Tuesday, June 24, 2014

Crime: Venezuelan Man Arrested for Threatening Newtown Residents After School Shooting Tragedy

U.S. Attorney’s Office 
District of Connecticut

Deirdre M. Daly, United States Attorney for the District of Connecticut, and Patricia M. Ferrick, Special Agent in Charge of the New Haven Division of the Federal Bureau of Investigation, today announced that WILFRIDO A. CARDENAS HOFFMAN, 30, of El Hatillo, Venezuela, was arrested on June 21 in Miami on a federal criminal complaint charging him with making numerous threatening phone calls to residents of Newtown, Connecticut, shortly after the Sandy Hook Elementary School shooting tragedy in December 2012.

On May 20, 2013, CARDENAS HOFFMAN was charged in a criminal complaint with transmitting threats in interstate or foreign commerce to injure the person of another. According to the complaint, a redacted copy of which was unsealed today, CARDENAS HOFFMAN made numerous phone calls to residents of Newtown on December 16, 2012, two days after the shooting that claimed 26 lives at Sandy Hook Elementary School in Newtown. In one of the telephone calls, HOFFMAN allegedly stated: “This is Adam Lanza. I’m gonna [expletive] kill you. You’re dead. You’re dead. You hear me? You’re dead.” In another phone call, HOFFMAN allegedly stated: “This is Adam Lanza. I’m gonna kill you. You’re dead. With my machine gun. You’re dead [expletive].”

CARDENAS HOFFMAN was arrested on Saturday as he transitioned through Miami International Airport en route to Mexico from Venezuela. He made his initial appearance today before U.S. Magistrate Judge William C. Turnoff in the Southern District of Florida and is scheduled to return to court on Thursday at 10 a.m. for a detention hearing.

“This complaint charges that Cardenas Hoffman made dozens of threatening telephone calls to residents of Newtown when they were suffering from one of the worst tragedies in our nation’s history,” stated U.S. Attorney Daly. “Threatening such vulnerable people is reprehensible and inhuman criminal conduct. Further, it inappropriately stressed law enforcement resources at a critically demanding time. This case demonstrates the resolve of our office and the FBI to arrest individuals who believe that international boundaries will protect them from prosecution in the United States.”
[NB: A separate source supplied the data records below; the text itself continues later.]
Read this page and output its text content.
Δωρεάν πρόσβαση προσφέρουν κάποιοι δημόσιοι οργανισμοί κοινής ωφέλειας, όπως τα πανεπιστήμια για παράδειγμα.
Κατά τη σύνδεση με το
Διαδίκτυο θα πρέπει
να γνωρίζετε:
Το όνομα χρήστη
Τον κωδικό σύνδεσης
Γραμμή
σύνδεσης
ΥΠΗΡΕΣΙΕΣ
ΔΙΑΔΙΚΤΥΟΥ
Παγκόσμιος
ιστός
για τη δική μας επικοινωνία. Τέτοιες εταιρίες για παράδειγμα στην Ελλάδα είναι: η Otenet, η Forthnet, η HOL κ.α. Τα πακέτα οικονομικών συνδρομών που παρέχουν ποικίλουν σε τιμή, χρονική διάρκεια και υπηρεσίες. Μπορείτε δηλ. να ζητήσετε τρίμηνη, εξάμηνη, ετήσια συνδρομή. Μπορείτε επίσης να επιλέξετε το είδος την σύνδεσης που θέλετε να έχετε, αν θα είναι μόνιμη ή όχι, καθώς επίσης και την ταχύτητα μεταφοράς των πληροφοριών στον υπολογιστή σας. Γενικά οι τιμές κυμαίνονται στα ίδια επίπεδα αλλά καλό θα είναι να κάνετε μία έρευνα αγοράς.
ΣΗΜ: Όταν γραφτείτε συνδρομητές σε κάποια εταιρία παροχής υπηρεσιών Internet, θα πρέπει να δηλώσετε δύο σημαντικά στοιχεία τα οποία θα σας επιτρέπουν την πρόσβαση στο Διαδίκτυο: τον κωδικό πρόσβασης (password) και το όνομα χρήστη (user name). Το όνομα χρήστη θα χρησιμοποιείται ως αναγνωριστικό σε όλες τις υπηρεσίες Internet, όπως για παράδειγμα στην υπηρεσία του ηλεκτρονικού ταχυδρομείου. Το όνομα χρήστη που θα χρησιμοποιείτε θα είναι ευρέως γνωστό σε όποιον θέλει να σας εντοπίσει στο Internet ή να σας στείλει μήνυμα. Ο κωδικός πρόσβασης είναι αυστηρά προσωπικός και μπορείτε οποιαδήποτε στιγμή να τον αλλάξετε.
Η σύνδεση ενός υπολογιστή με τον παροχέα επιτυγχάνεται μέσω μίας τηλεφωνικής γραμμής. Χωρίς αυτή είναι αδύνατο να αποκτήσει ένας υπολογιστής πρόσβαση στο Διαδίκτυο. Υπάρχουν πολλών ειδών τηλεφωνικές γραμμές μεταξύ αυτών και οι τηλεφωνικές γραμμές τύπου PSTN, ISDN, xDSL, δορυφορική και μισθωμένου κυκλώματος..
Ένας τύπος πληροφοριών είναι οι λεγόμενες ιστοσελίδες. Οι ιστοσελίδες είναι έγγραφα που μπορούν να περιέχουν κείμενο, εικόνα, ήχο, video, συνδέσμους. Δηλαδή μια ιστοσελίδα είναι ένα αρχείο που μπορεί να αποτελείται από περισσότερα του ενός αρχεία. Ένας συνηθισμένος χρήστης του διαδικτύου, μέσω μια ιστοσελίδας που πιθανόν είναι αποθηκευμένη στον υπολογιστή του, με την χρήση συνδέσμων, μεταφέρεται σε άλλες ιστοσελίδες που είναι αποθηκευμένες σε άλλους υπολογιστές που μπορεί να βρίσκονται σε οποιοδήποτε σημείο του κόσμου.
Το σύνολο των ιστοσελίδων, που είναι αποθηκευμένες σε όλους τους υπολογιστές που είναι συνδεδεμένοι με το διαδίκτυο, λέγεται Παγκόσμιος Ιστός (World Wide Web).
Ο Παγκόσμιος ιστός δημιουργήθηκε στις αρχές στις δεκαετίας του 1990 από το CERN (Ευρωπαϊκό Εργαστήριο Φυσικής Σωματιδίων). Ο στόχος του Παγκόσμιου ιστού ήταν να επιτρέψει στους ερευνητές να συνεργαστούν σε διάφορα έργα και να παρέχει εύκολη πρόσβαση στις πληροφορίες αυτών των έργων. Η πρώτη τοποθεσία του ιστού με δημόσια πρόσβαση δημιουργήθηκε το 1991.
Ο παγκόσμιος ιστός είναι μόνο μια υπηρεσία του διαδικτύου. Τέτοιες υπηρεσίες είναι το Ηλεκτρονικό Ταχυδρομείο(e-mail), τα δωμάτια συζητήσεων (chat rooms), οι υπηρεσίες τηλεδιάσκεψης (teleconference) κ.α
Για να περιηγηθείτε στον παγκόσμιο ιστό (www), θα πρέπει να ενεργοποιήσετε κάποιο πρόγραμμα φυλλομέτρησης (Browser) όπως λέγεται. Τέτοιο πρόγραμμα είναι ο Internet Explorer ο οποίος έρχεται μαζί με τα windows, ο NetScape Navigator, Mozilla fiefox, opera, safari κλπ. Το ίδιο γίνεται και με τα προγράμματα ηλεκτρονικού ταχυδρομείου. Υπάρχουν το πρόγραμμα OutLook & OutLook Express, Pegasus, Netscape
“The motivation to catch criminals runs deep within the FBI, but the pursuit of criminals who prey on innocent victims motivates agents like nothing else,” stated FBI Special Agent in Charge Ferrick. “That someone can so callously prey on a community with such hate and vitriol is beyond comprehension. This arrest, a year and a half after the Newtown tragedy, speaks to the unrelenting commitment and compassion for victims and their families and sends an important warning to those inclined to commit similar crimes. The FBI’s reach is exceptionally far and wide and equally enduring.”

The charge of transmitting threats in interstate or foreign commerce carries a maximum term of imprisonment of five years and a fine of up to $250,000.

U.S. Attorney Daly stressed that the filing of a criminal complaint is not evidence of guilt. The charges in a criminal complaint are only allegations, and a defendant is presumed innocent unless and until proven guilty beyond a reasonable doubt.

This matter is being investigated by the Federal Bureau of Investigation and prosecuted by Assistant U.S. Attorneys Edward Chang and Krishna Patel, with the assistance of the U.S. Attorney’s Office for the Southern District of Florida and Assistant U.S. Attorney Sarah Schall.